Serova Data‑Processing Addendum (DPA)
Version 2025-09-18 · v1.0
(Incorporated by reference into the Serova Assistant Terms & Conditions and Master Terms of Service.)
1. Parties
"Company" — Serova OÜ (reg 17252303), Soo 2, 10414 Tallinn, Estonia, info@serova.ai.
"Customer" — The legal entity or individual that activates a Serova AI assistant ("Service") and agrees to the underlying agreement (the "Main Agreement").
2. Definitions
- "Applicable Law" — EU GDPR, South‑African POPIA, and any local privacy laws that apply to Customer Data.
- "Customer Data" — personal data processed via the Service (WhatsApp messages, voice notes, images, phone numbers, profile names).
- "Sub‑processor" — third‑party processor engaged by Company.
3. Roles & Scope
- The parties acknowledge that Customer is the Controller and Company is the Processor of Customer Data.
- This DPA applies solely to processing performed in connection with the Service and supersedes any conflicting data‑processing terms in the Main Agreement.

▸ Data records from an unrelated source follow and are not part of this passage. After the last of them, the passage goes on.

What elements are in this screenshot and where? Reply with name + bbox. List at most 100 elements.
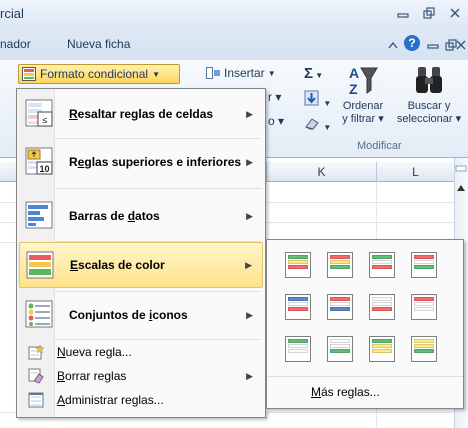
color-scale-swatch-band: [288, 344, 308, 348]
menu-item-new-rule[interactable]: Nueva regla...: [19, 341, 263, 363]
minimize-icon: [397, 13, 409, 18]
color-scale-swatch-band: [372, 265, 392, 269]
color-scale-swatch-band: [330, 339, 350, 343]
close-icon: [456, 40, 466, 50]
color-scale-swatch[interactable]: [327, 294, 353, 320]
menu-label-clear-rules: Borrar reglas: [57, 369, 127, 383]
window-title: rcial: [0, 6, 24, 21]
top-bottom-icon: 10: [25, 147, 53, 175]
color-scale-swatch[interactable]: [411, 252, 437, 278]
sort-filter-button[interactable]: A Z Ordenar y filtrar ▾: [334, 64, 392, 126]
color-scales-icon: [26, 251, 54, 279]
color-scale-swatch-band: [414, 339, 434, 343]
color-scales-submenu: Más reglas...: [266, 239, 464, 409]
insert-label: Insertar: [224, 66, 265, 80]
insert-button[interactable]: Insertar ▼: [206, 66, 276, 80]
menu-separator: [55, 339, 261, 340]
menu-item-manage-rules[interactable]: Administrar reglas...: [19, 389, 263, 411]
menu-separator: [57, 188, 261, 189]
column-header-k[interactable]: K: [266, 162, 376, 182]
color-scale-swatch-band: [288, 302, 308, 306]
chevron-down-icon: ▼: [267, 68, 276, 78]
color-scale-swatch-band: [330, 349, 350, 353]
data-bars-icon: [25, 201, 53, 229]
chevron-down-icon: ▼: [323, 123, 332, 132]
color-scale-swatch-band: [414, 260, 434, 264]
help-button[interactable]: ?: [401, 34, 423, 52]
color-scale-swatch-band: [330, 302, 350, 306]
tab-nueva-ficha[interactable]: Nueva ficha: [67, 37, 130, 51]
close-button[interactable]: [444, 4, 466, 22]
menu-item-top-bottom-rules[interactable]: 10 Reglas superiores e inferiores ▶: [19, 139, 263, 185]
svg-text:10: 10: [39, 164, 49, 174]
find-select-button[interactable]: Buscar y seleccionar ▾: [390, 64, 468, 126]
minimize-icon: [427, 44, 439, 49]
color-scale-swatch[interactable]: [411, 336, 437, 362]
clear-rules-icon: [28, 368, 44, 384]
format-button-partial[interactable]: o ▾: [268, 114, 284, 128]
menu-label-highlight-rules: Resaltar reglas de celdas: [69, 107, 214, 121]
color-scale-swatch-band: [330, 260, 350, 264]
sort-filter-label-1: Ordenar: [342, 100, 384, 112]
highlight-cells-icon: ≤: [25, 99, 53, 127]
restore-button[interactable]: [418, 4, 440, 22]
menu-item-clear-rules[interactable]: Borrar reglas ▶: [19, 365, 263, 387]
color-scale-swatch[interactable]: [369, 252, 395, 278]
clear-button[interactable]: ▼: [304, 116, 331, 133]
color-scale-swatch-band: [288, 297, 308, 301]
split-box-icon[interactable]: [455, 164, 467, 174]
ribbon-tab-bar: nador Nueva ficha ?: [0, 28, 468, 60]
conditional-format-icon: [22, 67, 36, 81]
color-scale-swatch-band: [288, 265, 308, 269]
find-select-label-1: Buscar y: [407, 100, 451, 112]
menu-label-data-bars: Barras de datos: [69, 209, 160, 223]
more-rules-item[interactable]: Más reglas...: [311, 385, 380, 399]
color-scale-swatch[interactable]: [327, 336, 353, 362]
find-select-label-2: seleccionar ▾: [396, 113, 462, 125]
color-scale-swatch-band: [414, 255, 434, 259]
sort-filter-label-2: y filtrar ▾: [342, 113, 384, 125]
color-scale-swatch-band: [330, 255, 350, 259]
color-scale-swatch-band: [330, 344, 350, 348]
menu-item-icon-sets[interactable]: Conjuntos de iconos ▶: [19, 292, 263, 338]
menu-item-highlight-rules[interactable]: ≤ Resaltar reglas de celdas ▶: [19, 91, 263, 137]
fill-button[interactable]: ▼: [304, 90, 331, 109]
color-scale-swatch[interactable]: [285, 336, 311, 362]
new-rule-icon: [28, 344, 44, 360]
menu-label-top-bottom-rules: Reglas superiores e inferiores: [69, 155, 242, 169]
color-scale-swatch[interactable]: [369, 336, 395, 362]
sort-filter-icon: A Z: [349, 65, 378, 97]
menu-item-color-scales[interactable]: Escalas de color ▶: [19, 242, 263, 288]
color-scale-swatch[interactable]: [369, 294, 395, 320]
color-scale-swatch-band: [372, 344, 392, 348]
color-scale-swatch-band: [330, 297, 350, 301]
conditional-format-menu: ≤ Resaltar reglas de celdas ▶ 10 Reglas …: [16, 88, 266, 418]
tab-desarrollador[interactable]: nador: [0, 37, 31, 51]
color-scale-swatch-band: [414, 297, 434, 301]
color-scale-swatch-band: [414, 307, 434, 311]
submenu-arrow-icon: ▶: [246, 309, 253, 320]
binoculars-icon: [416, 67, 442, 93]
doc-close-button[interactable]: [454, 36, 468, 54]
color-scale-swatch-band: [372, 307, 392, 311]
column-header-l[interactable]: L: [376, 162, 454, 182]
color-scale-swatch[interactable]: [411, 294, 437, 320]
menu-separator: [267, 376, 463, 377]
color-scale-swatch-band: [372, 302, 392, 306]
color-scale-swatch[interactable]: [285, 294, 311, 320]
color-scale-swatch[interactable]: [285, 252, 311, 278]
delete-button-partial[interactable]: r ▾: [268, 90, 281, 104]
menu-item-data-bars[interactable]: Barras de datos ▶: [19, 193, 263, 239]
color-scale-swatch-band: [330, 265, 350, 269]
scroll-up-icon[interactable]: [455, 180, 467, 196]
conditional-format-button[interactable]: Formato condicional ▼: [18, 64, 180, 84]
color-scale-swatch[interactable]: [327, 252, 353, 278]
minimize-button[interactable]: [392, 4, 414, 22]
submenu-arrow-icon: ▶: [245, 259, 252, 270]
autosum-button[interactable]: Σ ▼: [304, 65, 323, 82]
submenu-arrow-icon: ▶: [246, 108, 253, 119]
sigma-icon: Σ: [304, 65, 314, 82]
chevron-down-icon: ▼: [152, 69, 160, 79]
menu-label-manage-rules: Administrar reglas...: [57, 393, 164, 407]
svg-text:≤: ≤: [43, 115, 48, 125]
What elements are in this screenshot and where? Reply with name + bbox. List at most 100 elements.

4. Purpose & Nature of Processing
| Item | Detail |
|---|---|
| Subject‑matter | Moderation, Q&A, workflow automation inside WhatsApp chats. |
| Duration | Term of the Main Agreement + up to 30 days post‑termination for deletion. |
| Types of personal data | Whatsapp Phone number (hashed for AI calls), profile display name, message text, voice‑note audio, images, timestamps. |
| Data subjects | WhatsApp group members, admins, end‑users. |
| Frequency | Continuous, real‑time processing. |
| Processing activities | Receipt, storage, transformation (ASR/OCR), classification, alerting, deletion. |
| Retention | Raw content ≤ 36 months; aggregated analytics ≤ 5 years; may be extended if legally required. |
| No model training | Company shall not use Customer Data to train or fine‑tune any machine‑learning models without the Customer's prior written consent. |
5. Security Measures
Company implements the technical and organisational measures summarised below (full document available on request):
- AES‑256 encryption at rest; TLS 1.3 in transit.
- PII tokenisation: phone numbers & names hashed with salt before external AI calls.
- Role‑based access control; MFA for privileged users.
- Monthly vulnerability scanning; annual third‑party penetration test.
- 99% monthly uptime target; geographically redundant EU data centres (AWS eu‑central‑1 + eu‑west‑1).
- 24h internal incident‑response SLA.
6. Sub‑processors
| Provider | Function | Location | Safeguard |
|---|---|---|---|
| Meta (WhatsApp) | Message transport | Various | End‑to‑end encryption; Meta DPA |
| 360dialog | WhatsApp BSP (API relay) | EU & US | Standard Contractual Clauses (SCC) |
| OpenAI (Whisper / GPT) | ASR & language model | US | SCC + de‑identification |
| Amazon Web Services | Hosting | EU | ISO 27001; SCC not required (EU region) |
| SendGrid | Transactional email | US | SCC |
Company will notify Customer at least 30 days before adding or replacing a Sub‑processor, giving Customer the right to object on reasonable grounds.
7. International Transfers
- Customer Data is stored in the EU.
- When Company transfers Customer Data to a Sub‑processor outside the EEA, it relies on SCCs or an EU adequacy decision.
- De‑identification is applied before any transfer to non‑adequate countries.
8. Data Subject Rights & Requests
Company shall assist Customer in fulfilling data‑subject requests (access, correction, deletion, portability, objection). Company will notify Customer without undue delay if it receives a request directly.
9. Personal‑Data Breach
Company will notify Customer without undue delay and, in any event, within 24 hours of confirming a personal‑data breach. Notification will include the nature of the breach, likely consequences, and remediation steps.
10. Audits
Upon written request once per calendar year, Company will provide (i) a summary copy of its latest penetration‑test report and (ii) a signed statement of compliance. On‑site audits available at Customer's expense with 30 days' notice.
11. Return & Deletion
Within 30 days of termination, Company will (at Customer's choice) delete or return all Customer Data. Any backups will be securely deleted within a further 30 days.
12. Liability
Liability limits in the Main Agreement apply equally to this DPA.
13. Governing Law
This DPA is governed by Estonian law and is subject to the dispute‑resolution clause in the Main Agreement.
Signed electronically by authorised representatives upon acceptance of the Main Agreement.